Anthony walked away. He was annoyed. It was absurd, preposterous of Fox to speak to him as if he were in subjection to his wife. The words of Fox left an uneasy feeling in his breast, as if it had been touched by a nettle, a tingle, a sting, nothing to signify—but a perceptible discomfort.

He reached the church-porch as Urith and Julian were leaving the church, and he arrived at a critical moment.

That morning before leaving Willsworthy, Urith had taken her gloves to draw them on, when she found them stuck together with some adhesive matter. On pulling them over she found that the palms and fingers were covered with pitch. It then occurred to her that she had laid her hands on some rails that been recently blackened with pitch to preserve them from decay, by her husband and that it was not dry as she had supposed. The gloves were spoiled—she could not wear them. She was not possessed of another pair, and could not ride to Tavistock with hands uncovered.

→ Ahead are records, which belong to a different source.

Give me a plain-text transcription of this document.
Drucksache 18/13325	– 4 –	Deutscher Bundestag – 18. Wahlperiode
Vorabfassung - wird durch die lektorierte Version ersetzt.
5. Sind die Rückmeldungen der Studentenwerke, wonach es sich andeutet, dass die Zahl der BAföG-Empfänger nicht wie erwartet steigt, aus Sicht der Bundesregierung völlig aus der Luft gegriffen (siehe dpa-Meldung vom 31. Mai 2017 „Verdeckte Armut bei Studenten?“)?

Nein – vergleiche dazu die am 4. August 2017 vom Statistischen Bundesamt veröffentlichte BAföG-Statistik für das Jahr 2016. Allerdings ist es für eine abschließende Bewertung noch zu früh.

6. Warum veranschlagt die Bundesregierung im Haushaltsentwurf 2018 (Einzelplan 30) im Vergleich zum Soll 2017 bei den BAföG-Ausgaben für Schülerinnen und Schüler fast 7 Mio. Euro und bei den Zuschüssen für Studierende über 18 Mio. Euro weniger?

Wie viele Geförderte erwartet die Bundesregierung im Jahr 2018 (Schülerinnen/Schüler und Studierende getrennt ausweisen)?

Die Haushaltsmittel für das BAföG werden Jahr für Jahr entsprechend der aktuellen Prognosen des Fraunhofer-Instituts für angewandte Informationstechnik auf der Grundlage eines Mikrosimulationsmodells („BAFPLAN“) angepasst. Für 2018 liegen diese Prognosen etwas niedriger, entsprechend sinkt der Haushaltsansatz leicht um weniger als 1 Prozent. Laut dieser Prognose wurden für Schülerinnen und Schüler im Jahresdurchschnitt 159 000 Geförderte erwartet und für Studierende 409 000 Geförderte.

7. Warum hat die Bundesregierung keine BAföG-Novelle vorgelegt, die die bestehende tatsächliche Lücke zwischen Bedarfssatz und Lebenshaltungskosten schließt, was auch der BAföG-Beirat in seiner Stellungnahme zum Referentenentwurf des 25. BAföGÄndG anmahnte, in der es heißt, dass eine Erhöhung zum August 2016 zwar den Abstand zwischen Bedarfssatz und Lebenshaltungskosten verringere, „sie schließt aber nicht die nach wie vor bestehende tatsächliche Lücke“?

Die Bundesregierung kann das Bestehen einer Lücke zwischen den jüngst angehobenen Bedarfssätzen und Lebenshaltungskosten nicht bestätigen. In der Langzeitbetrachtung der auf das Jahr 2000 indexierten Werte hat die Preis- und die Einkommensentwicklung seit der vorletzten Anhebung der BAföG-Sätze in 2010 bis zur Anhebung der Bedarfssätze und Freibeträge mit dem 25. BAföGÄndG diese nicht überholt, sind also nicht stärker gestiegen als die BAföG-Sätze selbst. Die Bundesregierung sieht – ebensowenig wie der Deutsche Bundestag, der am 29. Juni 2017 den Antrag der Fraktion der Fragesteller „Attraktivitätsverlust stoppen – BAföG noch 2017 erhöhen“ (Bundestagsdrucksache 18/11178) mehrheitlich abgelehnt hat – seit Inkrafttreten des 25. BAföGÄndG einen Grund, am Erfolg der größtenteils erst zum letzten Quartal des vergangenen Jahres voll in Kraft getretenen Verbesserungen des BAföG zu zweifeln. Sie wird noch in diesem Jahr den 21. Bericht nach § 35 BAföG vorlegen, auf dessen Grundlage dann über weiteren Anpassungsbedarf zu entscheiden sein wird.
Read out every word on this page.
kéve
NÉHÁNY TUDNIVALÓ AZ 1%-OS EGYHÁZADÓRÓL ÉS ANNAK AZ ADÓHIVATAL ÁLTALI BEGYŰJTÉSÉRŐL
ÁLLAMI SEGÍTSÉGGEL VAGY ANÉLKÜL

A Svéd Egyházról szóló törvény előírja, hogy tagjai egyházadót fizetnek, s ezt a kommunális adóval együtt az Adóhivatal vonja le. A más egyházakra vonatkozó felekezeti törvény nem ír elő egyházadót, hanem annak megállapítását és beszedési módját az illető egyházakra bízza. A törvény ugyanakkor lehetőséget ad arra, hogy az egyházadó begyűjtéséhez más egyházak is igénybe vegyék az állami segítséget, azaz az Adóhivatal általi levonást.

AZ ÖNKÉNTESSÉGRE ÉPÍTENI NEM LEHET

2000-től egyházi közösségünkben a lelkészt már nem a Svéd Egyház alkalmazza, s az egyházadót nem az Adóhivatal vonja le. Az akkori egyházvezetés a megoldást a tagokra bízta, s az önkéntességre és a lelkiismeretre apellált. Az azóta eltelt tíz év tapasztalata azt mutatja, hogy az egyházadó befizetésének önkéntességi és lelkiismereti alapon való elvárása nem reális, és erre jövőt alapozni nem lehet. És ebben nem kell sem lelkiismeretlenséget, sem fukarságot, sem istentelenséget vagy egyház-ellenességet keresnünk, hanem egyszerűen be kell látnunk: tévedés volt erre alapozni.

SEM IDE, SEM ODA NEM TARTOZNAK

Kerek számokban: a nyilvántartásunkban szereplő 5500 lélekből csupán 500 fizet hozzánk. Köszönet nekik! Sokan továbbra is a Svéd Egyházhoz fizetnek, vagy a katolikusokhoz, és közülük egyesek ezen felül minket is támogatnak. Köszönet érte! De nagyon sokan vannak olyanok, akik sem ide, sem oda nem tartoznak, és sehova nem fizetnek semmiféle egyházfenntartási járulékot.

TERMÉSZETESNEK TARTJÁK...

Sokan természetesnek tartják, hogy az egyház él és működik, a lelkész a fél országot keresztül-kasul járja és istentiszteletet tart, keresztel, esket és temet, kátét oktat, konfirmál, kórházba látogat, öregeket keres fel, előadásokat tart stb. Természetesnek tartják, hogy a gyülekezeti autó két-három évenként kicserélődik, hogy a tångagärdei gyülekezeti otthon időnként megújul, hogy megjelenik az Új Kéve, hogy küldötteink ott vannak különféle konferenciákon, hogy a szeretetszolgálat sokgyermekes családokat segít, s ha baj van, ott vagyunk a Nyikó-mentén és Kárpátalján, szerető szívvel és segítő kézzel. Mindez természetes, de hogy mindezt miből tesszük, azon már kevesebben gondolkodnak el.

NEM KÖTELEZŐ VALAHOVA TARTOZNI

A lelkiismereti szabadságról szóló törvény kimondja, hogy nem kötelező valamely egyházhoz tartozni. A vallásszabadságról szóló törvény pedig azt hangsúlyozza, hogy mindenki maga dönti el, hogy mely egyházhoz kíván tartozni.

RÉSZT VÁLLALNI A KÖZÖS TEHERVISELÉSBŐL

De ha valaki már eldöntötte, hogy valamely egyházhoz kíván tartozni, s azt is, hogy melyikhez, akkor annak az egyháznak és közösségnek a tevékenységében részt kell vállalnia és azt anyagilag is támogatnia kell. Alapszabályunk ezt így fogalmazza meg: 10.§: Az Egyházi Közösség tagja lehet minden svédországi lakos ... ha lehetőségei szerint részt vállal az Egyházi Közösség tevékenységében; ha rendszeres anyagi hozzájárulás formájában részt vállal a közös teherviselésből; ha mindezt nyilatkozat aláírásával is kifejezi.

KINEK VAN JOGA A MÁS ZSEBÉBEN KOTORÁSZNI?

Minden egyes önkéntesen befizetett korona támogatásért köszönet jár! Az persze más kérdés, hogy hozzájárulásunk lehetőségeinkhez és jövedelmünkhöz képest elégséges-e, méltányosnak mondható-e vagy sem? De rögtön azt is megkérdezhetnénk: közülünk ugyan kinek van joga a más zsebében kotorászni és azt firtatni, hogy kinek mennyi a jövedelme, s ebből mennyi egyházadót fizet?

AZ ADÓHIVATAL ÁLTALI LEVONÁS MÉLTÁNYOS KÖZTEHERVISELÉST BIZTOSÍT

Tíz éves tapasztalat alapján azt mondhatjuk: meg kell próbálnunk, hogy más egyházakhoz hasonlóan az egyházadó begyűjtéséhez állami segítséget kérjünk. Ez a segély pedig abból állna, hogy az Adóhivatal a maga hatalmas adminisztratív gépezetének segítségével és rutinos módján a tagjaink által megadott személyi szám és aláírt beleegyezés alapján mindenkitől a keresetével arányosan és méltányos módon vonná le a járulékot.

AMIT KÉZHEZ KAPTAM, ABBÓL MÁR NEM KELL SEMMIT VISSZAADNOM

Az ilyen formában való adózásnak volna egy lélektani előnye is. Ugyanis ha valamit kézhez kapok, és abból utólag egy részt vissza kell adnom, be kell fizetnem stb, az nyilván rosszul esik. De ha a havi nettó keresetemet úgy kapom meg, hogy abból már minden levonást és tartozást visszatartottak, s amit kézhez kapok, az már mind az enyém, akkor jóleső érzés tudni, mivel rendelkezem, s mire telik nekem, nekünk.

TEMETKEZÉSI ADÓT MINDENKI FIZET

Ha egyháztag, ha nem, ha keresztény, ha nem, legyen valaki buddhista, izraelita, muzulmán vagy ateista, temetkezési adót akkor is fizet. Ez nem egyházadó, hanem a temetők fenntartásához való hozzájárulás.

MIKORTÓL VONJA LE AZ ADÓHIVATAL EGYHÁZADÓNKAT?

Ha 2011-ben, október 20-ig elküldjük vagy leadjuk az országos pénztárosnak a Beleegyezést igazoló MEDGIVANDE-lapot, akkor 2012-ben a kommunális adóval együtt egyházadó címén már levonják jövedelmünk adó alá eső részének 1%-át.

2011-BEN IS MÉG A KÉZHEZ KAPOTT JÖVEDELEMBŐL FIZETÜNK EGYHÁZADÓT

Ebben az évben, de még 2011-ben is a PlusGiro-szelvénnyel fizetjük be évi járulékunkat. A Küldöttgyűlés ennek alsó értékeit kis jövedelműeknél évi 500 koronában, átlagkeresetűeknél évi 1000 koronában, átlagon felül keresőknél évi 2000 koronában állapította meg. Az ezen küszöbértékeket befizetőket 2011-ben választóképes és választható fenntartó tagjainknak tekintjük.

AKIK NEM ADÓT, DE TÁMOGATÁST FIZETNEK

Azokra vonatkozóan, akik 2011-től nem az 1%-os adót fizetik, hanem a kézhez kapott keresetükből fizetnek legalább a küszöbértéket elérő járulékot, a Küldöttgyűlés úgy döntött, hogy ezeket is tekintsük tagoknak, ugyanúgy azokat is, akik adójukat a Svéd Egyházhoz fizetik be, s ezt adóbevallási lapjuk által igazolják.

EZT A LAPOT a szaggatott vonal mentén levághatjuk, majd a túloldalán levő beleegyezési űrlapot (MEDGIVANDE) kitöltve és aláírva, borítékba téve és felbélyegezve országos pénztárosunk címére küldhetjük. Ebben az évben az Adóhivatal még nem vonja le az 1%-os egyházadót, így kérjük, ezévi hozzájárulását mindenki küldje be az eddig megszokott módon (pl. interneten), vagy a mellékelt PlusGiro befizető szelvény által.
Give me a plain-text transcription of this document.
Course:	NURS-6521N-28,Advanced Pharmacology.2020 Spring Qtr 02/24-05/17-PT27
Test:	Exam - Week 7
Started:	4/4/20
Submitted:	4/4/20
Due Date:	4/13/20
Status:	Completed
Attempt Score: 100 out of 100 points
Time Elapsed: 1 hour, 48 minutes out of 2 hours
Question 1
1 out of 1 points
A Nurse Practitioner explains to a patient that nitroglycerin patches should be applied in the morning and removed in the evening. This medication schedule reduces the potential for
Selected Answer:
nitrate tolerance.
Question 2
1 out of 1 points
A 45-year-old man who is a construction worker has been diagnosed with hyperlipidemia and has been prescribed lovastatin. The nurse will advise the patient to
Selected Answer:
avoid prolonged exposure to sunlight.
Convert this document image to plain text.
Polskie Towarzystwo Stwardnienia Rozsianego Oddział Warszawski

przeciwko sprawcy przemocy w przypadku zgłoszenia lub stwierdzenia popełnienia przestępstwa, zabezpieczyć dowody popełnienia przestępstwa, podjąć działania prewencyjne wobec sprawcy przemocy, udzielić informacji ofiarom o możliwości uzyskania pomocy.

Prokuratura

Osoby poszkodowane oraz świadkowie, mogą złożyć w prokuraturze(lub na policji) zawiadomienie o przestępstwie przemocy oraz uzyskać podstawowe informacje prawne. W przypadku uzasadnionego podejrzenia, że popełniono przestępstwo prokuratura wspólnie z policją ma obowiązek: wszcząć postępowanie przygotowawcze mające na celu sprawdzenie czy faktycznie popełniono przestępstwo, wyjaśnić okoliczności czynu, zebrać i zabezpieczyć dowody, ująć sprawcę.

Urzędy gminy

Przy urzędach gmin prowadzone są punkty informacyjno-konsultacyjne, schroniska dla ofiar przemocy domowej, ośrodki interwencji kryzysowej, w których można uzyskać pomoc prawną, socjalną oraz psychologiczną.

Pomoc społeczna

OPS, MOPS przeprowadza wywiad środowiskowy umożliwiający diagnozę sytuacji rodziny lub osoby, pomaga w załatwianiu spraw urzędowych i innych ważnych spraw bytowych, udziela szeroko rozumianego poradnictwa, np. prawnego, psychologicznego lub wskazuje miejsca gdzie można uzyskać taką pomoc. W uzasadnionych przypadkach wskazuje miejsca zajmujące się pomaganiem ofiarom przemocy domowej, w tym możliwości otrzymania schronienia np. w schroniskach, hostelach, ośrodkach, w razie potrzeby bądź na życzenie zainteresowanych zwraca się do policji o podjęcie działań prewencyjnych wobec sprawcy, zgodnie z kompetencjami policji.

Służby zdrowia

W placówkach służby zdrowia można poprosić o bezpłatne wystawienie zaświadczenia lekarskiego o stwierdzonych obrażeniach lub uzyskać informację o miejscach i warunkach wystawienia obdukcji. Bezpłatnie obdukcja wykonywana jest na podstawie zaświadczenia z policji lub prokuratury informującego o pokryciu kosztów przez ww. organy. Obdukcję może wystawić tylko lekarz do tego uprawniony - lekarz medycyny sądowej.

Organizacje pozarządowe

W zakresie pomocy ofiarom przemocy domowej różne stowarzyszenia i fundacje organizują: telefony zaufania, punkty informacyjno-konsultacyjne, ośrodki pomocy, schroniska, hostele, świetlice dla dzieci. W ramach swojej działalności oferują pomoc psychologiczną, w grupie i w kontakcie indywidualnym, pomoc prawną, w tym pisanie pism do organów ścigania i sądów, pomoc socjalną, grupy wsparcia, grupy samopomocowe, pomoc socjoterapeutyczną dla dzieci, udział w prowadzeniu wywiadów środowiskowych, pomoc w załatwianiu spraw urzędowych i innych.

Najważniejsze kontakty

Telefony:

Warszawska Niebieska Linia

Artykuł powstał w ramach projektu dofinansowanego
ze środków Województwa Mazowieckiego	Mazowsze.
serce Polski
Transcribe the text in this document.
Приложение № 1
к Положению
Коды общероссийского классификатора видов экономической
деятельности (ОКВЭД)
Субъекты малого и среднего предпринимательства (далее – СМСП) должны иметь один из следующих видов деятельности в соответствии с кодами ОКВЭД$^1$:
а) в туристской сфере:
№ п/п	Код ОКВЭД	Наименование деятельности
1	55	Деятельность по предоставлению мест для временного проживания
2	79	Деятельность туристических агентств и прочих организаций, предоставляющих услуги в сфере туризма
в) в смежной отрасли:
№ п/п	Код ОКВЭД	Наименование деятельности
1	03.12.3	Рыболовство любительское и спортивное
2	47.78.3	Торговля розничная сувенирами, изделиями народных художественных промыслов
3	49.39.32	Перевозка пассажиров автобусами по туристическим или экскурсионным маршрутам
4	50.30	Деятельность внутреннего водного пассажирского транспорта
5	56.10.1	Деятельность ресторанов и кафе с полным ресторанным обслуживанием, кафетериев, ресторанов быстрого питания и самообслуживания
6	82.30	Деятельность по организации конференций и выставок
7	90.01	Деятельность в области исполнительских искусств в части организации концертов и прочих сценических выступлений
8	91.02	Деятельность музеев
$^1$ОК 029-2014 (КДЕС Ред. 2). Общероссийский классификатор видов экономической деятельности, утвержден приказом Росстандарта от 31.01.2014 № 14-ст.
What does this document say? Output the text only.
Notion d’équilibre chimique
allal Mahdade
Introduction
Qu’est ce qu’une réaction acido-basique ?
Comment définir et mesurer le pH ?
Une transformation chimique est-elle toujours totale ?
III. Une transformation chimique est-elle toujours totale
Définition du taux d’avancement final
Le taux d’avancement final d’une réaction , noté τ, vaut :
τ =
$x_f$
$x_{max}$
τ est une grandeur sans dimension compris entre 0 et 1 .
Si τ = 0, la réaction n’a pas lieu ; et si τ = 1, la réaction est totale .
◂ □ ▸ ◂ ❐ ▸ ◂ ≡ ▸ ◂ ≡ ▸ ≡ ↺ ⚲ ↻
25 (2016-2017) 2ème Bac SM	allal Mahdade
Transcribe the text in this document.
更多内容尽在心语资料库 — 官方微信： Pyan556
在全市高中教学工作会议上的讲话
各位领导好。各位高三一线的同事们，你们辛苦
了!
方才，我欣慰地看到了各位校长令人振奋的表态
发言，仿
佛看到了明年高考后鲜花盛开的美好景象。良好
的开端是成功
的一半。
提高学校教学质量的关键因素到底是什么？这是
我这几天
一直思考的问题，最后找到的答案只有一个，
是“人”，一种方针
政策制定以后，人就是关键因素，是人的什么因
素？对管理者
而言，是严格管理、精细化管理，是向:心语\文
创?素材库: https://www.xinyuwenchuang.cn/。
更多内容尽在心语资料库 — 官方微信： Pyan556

Her eyes fell on the pair that had belonged to Julian, and which had been cast at her in defiance. After hesitating for a moment, she drew these on, and resolved to purchase herself fresh gloves in the fair.

On reaching church, she drew off her gloves, and laid them across the rail of the pew.

Julian Crymes was near, in the Kilworthy pew—that belonging to the Glanvilles, as did the pew in Peter Tavy Church also, attached to another house owned by the family in that parish.